Nobody Cares— Isn't That Beautiful?
I have a dirty friend.
She is the most amazing person you will ever meet.
She keeps everything, including the silly tin ashtray I got her in Denmark.
She has anything you need: picture frames, markers, clothes, a fart that makes you laugh.
She chose one of the most emotionally challenging careers and handles every day with a wide open heart, despite the sorrow around her.
She is one of the most selfless, caring individuals I’ve ever come across.
I have an organized friend.
She is the absolute vision of success.
She has a place for everything in her flat & a 4-page itinerary for any city you wish to visit.
She can plan a 10-day trip for 300 people in under 24 hours without breaking a sweat.
She followed her heart to a new location and has made it her home in a unique way.
She is beautiful from the inside out and welcoming to every person she meets.
I have a strong friend.
She can deadlift 225lb and swing a 36kg kettlebell like it’s made of feathers.
She has devoted her life to creating the strongest image of herself and helping those around her do the same.
She is mindful, spiritual, and reflective.
She is leading others down a path full of mobility and movement.
I have a friendly friend.
He is one of the most interesting people you'll ever meet, with a heart full of gold and a pocket full of acid.
He counts backwards from 100 when he’s stressed and can say any word backwards without giving it much thought.
He's always there to listen and roll joints while you vent.
He prioritizes friendship in a way I’ve never known before, going above & beyond to be there for me and for anyone else lucky enough to call him a pal.
When I think of these people my heart is filled with nothing but joy and comfort.
All I see are so many positive, shining attributes and all I feel is an overwhelming sense of gratitude they’re in my life.
Because they are humans, and humans are not just one thing.
We are not just our messy rooms or packing lists or instagram posts or gym PRs.
We are so many things compiled into one complex creature.

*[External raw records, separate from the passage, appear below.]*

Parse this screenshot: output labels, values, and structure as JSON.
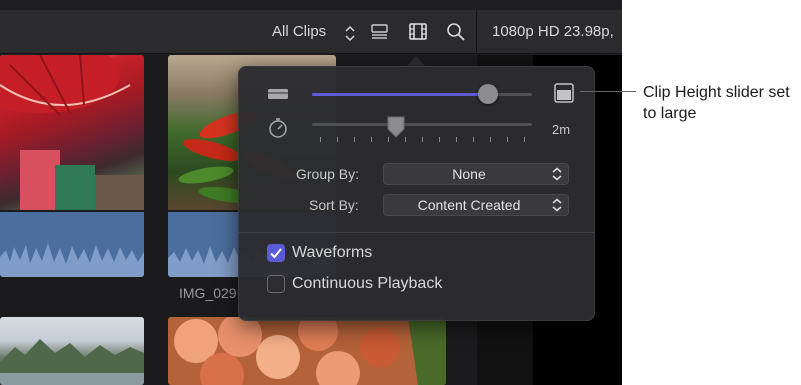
{
  "toolbar": {
    "clips_filter": "All Clips",
    "format": "1080p HD 23.98p,",
    "icons": [
      "list-view-icon",
      "clip-appearance-icon",
      "search-icon"
    ]
  },
  "browser": {
    "clip_name": "IMG_029"
  },
  "popover": {
    "clip_height": 0.8,
    "duration_value": 0.38,
    "duration_label": "2m",
    "group_by": {
      "label": "Group By:",
      "value": "None"
    },
    "sort_by": {
      "label": "Sort By:",
      "value": "Content Created"
    },
    "waveforms": {
      "label": "Waveforms",
      "checked": true
    },
    "continuous_playback": {
      "label": "Continuous Playback",
      "checked": false
    }
  },
  "callout": {
    "text": "Clip Height slider set to large"
  },
  "colors": {
    "accent": "#5d5bd6",
    "waveform": "#4c6e9e",
    "panel": "#2c2c30"
  }
}
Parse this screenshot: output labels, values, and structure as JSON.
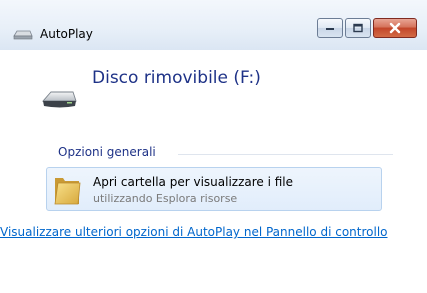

We are our obscurities and fears and insecurities. We are our talents and knowledge and experiences. We are our pink scars and dry skin and whitened smiles. We are our comforts and chaos of choice.
Human beings are fortunate enough to be able to think and feel.
It's important we are responsible with these abilities and use them to the best of our advantage: think positive to feel good.
I know they say life's all about the little moments, but it's cool to zoom out and remember all those little moments are just that...little! There is a grand picture in the making. That stupid thing you said last saturday? No one remembers. That pimple? Literally no one notices. That break up? People will stop talking about it in a week.
Whatcha' Thinking About?
We get so caught up in our own flaws and mistakes and situations, we never stop to consider just how little other people are thinking about them (if they even notice at all).
I don’t care that you have ash on your floor; I care that your door is always open for me. I don’t care that you get freaked out by paper mache; I care that you'll hop on a plane to come see me.
So why do I worry about if my house smells like dog when I host an impromptu party? Why am I embarrassed about the scar on my leg or the way my scalp is sometimes flaky or the way my stomach kinda folds over my shorts? Why do I overthink my words and actions and social media posts? Why do I worry so. damn. much. about what others are "saying"?
I know the truth is— people are too busy caring about their own "thing" to even give mine a second thought.
So the big question is: Why am I so concerned with how others perceive me?
I'm not here to say I've found an answer, but I do believe being bold enough to ask yourself the question can lead you down a path of enrichment and bring you to a better understanding of one of life's biggest mystery: yourself.
Taking A Step Back
My best response when I find myself overthinking what others are thinking (which sounds ridiculous when I see it written out) is to take a step back and remember that everyone is on this Earth just trying to live and love (and laugh hehe) — to enjoy themselves and one another. Everyone around me is trying to grow & go in whatever direction their heart is screaming. Everyone around me gets insecure, and anxious, and embarrassed, and worried, and sad. And everyone, EVERYONE, poops.
We all have our secret obsessions (cough cough Teen Mom) or rampant insecurities or less-than-ideal scenarios and we never really know what someone else is dealing with when we interact with them. We don’t know that they pull out their hair when they’re stressed or just lost their job or have unfolded laundry waiting at home. And, unless they tell us, we’ll never really know.
Because you don’t look at someone and immediately think of all their flaws and sufferings.
You look at someone and see their smile and the way they’re looking back at you. You look at someone you love and feel the home and friendship that exists between you two. You see someone helping their neighbor or changing their tire, and you don’t care what their hair looks like or that they're shoes are worn out or their car floor is filled with fast food wrappers, you just see them doing the most universal, attractive thing of all— living.
Once we realize that we are all trying to accomplish the same thing in our time here, we can accept that those little things we spend so much time worrying about don't play a large role in the grand scheme of things. Life is about living, whatever that may look like to you. The more time you spend worrying about what others are thinking about how you're doing it, the less time you have to enjoy it.